Novamente Nicolas enxergava aquela pequena ponta de dor nos olhos castanhos de Milles. Fora um tormento afastar os seus instintos de afastar aquela sombra sentimental do alfa. Não retrocederia. Ele também estava sofrendo por causa daquilo.

— Ah, agora você sabe o que fez. Que memória conveniente a sua, não é capitão? Justo agora que eu estava prestes a fingir que nada aconteceu também, e cada um poderia seguir a sua vida. — Retrucava o alfa exasperado — Mas você insiste em foder comigo! Por acaso é algum jogo seu, seu bosta?

— É claro, faz parte do meu jogo querer te morder e foder com minha vida ao atar contigo. Por que não desgraçar minha vida desse jeito? O tanto quanto você me odeia, pode apostar que é recíproco.

Milles empurrara Nicolas o suficiente para ser liberto e ganhar distância. No entanto, o ômega não estava disposto a terminar a discussão ali mesmo. Mesmo que a mordida o avisasse que o alfa buscava se acalmar, Nicolas não o deixaria esfriar a cabeça. Não quando a dele estava ficando cada vez mais bagunçada por causa dos sentimentos.

— Então, você não tem coragem pra dizer que te mordi, mas tem a cara de pau de enfiar sua língua na boca de outra pessoa e ainda vir me encher a porra do saco sobre eu ser protegido por Gabriel e não por você?

— Infelizmente não tenho como controlar certas coisas graças a você, Nicolas. O alfa que há em mim que quer te proteger, não eu.

— Faz um favor de mandar o seu alfa, e você também, irem se fuder. Quase fiquei no banco por causa da merda que você fez, Milles.

— O que eu fiz? Acho que quem não tá entendo as coisas é você, seu bosta. — Rosnava Milles, aproximando-se ameaçadoramente de Nicolas. — Porque aquela garota era bonita pra caralho, beijava bem e ainda assim não consegui continuar por causa da maldita ligação que você criou comigo. Se você sofreu com isso, é o que merece.

Certo.

Fora ele quem baixara a guarda e mordera Milles. Já havia prometido ao alfa que assumiria a responsabilidade de sua dor, apesar de na hora nem saber do que se tratava. Ele desejava tanto assim se libertar dele? Chegaria aquele ponto só pra se livrar?

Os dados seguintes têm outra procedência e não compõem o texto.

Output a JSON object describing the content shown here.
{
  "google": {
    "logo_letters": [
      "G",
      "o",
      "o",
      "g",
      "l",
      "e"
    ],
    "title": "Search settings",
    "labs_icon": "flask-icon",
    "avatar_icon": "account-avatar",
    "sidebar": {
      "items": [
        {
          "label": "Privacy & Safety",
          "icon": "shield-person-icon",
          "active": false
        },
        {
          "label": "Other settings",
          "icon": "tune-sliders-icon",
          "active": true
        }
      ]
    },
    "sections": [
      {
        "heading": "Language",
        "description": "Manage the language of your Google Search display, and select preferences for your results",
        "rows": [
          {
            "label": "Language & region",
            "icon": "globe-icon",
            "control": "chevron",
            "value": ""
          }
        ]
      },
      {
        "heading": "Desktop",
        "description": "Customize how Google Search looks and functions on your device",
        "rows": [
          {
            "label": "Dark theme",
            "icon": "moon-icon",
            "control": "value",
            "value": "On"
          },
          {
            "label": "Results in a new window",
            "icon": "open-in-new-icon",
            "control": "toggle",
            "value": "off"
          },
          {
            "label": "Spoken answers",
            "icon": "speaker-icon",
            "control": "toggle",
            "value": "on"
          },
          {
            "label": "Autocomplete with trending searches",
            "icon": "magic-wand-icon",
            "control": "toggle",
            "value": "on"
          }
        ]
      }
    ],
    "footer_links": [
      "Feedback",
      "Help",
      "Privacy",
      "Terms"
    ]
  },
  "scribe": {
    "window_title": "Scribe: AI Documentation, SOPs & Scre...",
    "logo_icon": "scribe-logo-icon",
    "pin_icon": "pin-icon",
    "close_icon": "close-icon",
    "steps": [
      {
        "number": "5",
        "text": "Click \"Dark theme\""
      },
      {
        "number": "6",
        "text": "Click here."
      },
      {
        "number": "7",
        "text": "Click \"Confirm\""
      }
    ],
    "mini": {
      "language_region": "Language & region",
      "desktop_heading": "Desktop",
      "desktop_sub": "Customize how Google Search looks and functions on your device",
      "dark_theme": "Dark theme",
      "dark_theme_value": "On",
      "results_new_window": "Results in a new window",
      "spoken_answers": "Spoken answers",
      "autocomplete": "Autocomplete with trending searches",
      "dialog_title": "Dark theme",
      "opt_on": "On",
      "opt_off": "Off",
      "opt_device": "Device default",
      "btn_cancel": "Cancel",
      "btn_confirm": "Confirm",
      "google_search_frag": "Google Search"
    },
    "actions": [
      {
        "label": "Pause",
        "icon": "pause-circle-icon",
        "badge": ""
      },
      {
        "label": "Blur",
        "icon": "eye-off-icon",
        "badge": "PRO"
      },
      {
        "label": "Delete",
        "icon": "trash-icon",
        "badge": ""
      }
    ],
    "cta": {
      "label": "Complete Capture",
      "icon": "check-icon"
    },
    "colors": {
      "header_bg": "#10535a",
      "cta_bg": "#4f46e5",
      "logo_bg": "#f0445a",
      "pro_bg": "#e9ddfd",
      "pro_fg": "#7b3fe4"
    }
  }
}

Milles o odiava tanto assim?

Com um aperto no coração, Nicolas aceitava as suas consequências.

Dando um passo para trás e apontando para trás, Nicolas arqueava a sobrancelha.

— Então vá e procure por ela. Eu disse que assumiria a responsabilidade por ter tornando sua vida um inferno, não é? Então, seja lá o que essa maldita ligação for me causar toda vez que tocar outra pessoa, aceitarei calado. Já que eu mereço. Você não precisa se sentir culpado como agora. Só vá embora e não ouse olhar para trás.

Milles o encarava sem dizer absolutamente nada. E era tão estranho poder sentir que ele também estava nervoso. Maldita ligação. Maldita mordida. Maldito Nicolas.

Aquele jogo chegou longe demais.

Só não deveria ter alcançado tal ponto para admitir as coisas.

Tudo começara com uma provocação. Um jogo perigoso onde pudessem mostrar para outro o quão bons eles eram. Um jogo de ego apenas. Desde o momento em que sentira Milles ser sua alma gêmea, o jogo se perdera. Nicolas não conseguia ficar em paz, já que outra batalha estava sendo travada.

Dessa vez contra ele próprio.

Desejar ou não.

Apaixonar ou não.

Declarar Milles como seu ou não.

Aproveitando a reação aturdida de Milles, Nicolas voltara a se aproximar do mais alto. Estendendo a mão para tirar o curativo de seu ombro direito com brutalidade, o ômega o puxara pela nuca novamente o curvando em sua direção sem deixar de encarar seus olhos.

— Agora, se você ficar então terá de lidar com a realidade. Eu sou o seu ômega e você é o meu alfa, Milles Mckenzie. Qual é a sua decisão?